# Confusion about definitions of rational map between projective varieties

I've been learning some algebraic geometry from a combination of:

1. Chapters 1 and 2 of Silverman's Arithmetic of Elliptic Curves,

2. Reid's Undergraduate AG

3. Hulek's Elementary AG

and I'm a bit confused about the definitions of "rational map between projective varieties".

QUESTION. I would like to know whether the following is a correct definition.

If so, it looks like rational maps $$X\dashrightarrow Y$$ are elements of $$\mathbb{P}^{n}_{k(X)}$$ - is this just a coincidence?

Let $$X\subseteq \mathbb{P}^m$$ and $$Y\subseteq \mathbb{P}^n$$ be irreducible closed subspaces.

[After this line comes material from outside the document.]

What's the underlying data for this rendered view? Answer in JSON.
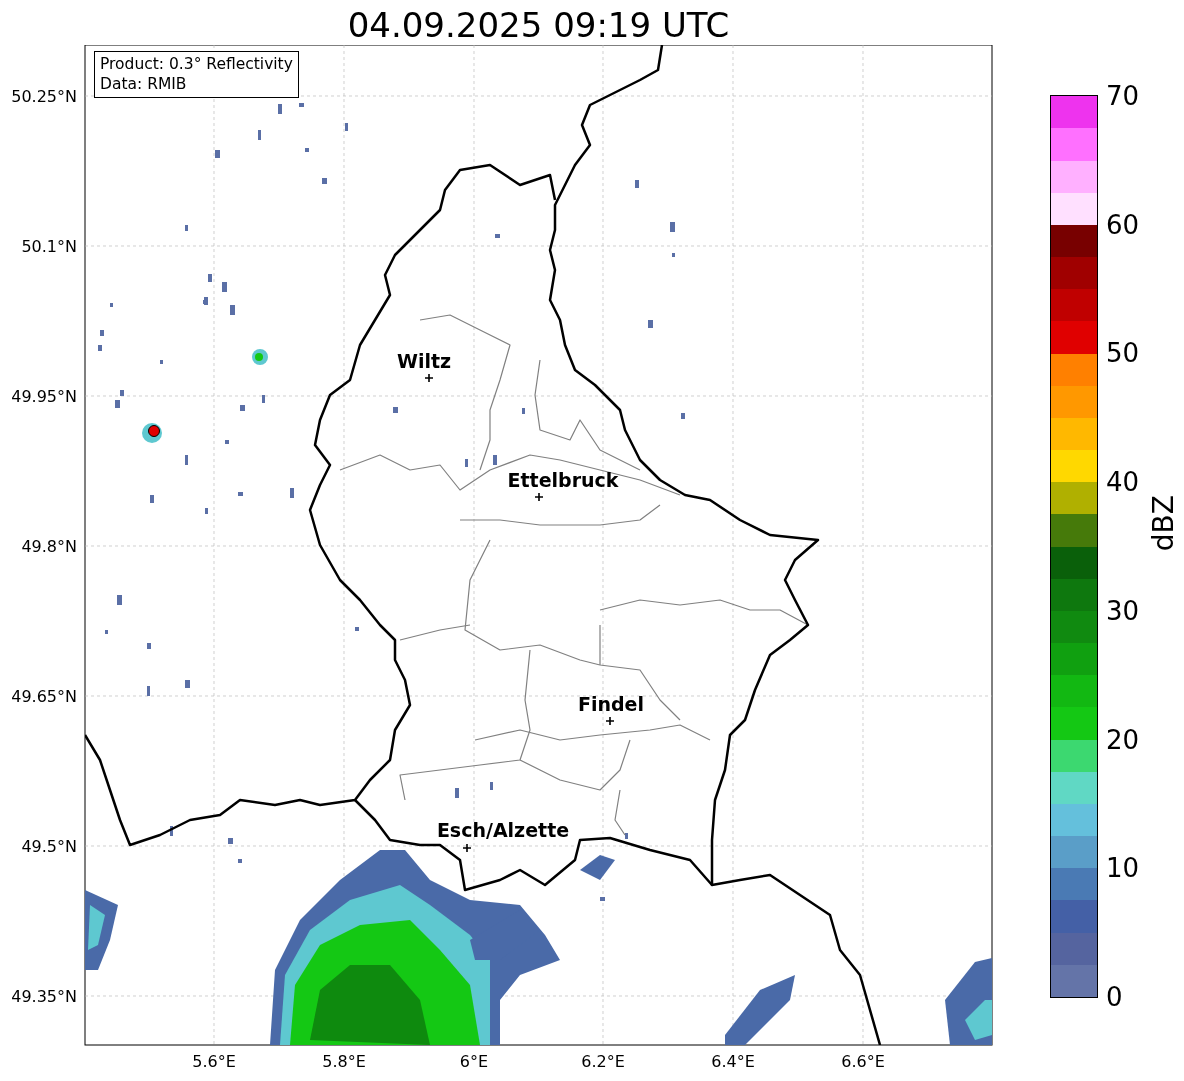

We define an equivalence relation on tuples $$(f_0,\ldots,f_n)$$ where

1. each $$f_i \in k(X),$$
2. not all the $$f_i$$ are zero,

as follows:

$$(f_0,\ldots,f_n)\sim (g_0, \ldots, g_n) \; \; \; \Leftrightarrow \; \; \text{ there exists } h \in k(X) \text{ such that } f_i=g_ih \text{ for all } i.$$ The equivalence class of $$(f_0,\ldots,f_n)$$ will be denoted by $$[f_0:\ldots:f_n].$$

We say $$f=[f_0:\ldots:f_n]$$ is regular at $$P \in X$$ is it has a representative $$(g_0,\ldots,g_n)$$ such that

1. each $$g_i$$ is regular at $$P,$$

2. some $$g_i(P)$$ is non-zero.

In this case, we define $$f(P)$$ to be $$(g_0(P):\ldots:g_n(P)) \in \mathbb{P}^n.$$

The domain of $$f$$ is defined to be the set $$\mathrm{dom}(f)=\{P \in X \, : \, f \text{ is regular at } P\}.$$

We say $$f$$ is a rational map $$X\dashrightarrow Y$$ if $$f(P) \in Y$$ for all $$P \in \mathrm{dom}(f).$$

• The functions $f_i$ need to have the same degree. Apr 7 '20 at 5:36
• @Youngsu The functions f_i belong to k(X), so they are fractions of homogenous polynomials of the same degree by definition. Apr 7 '20 at 6:42

I would not call it a coincidence that it looks like rational maps are elements of $$\mathbb{P}_{K(X)}^n$$, however i think the author just wanted to make all the details clear to readers who are new to the field.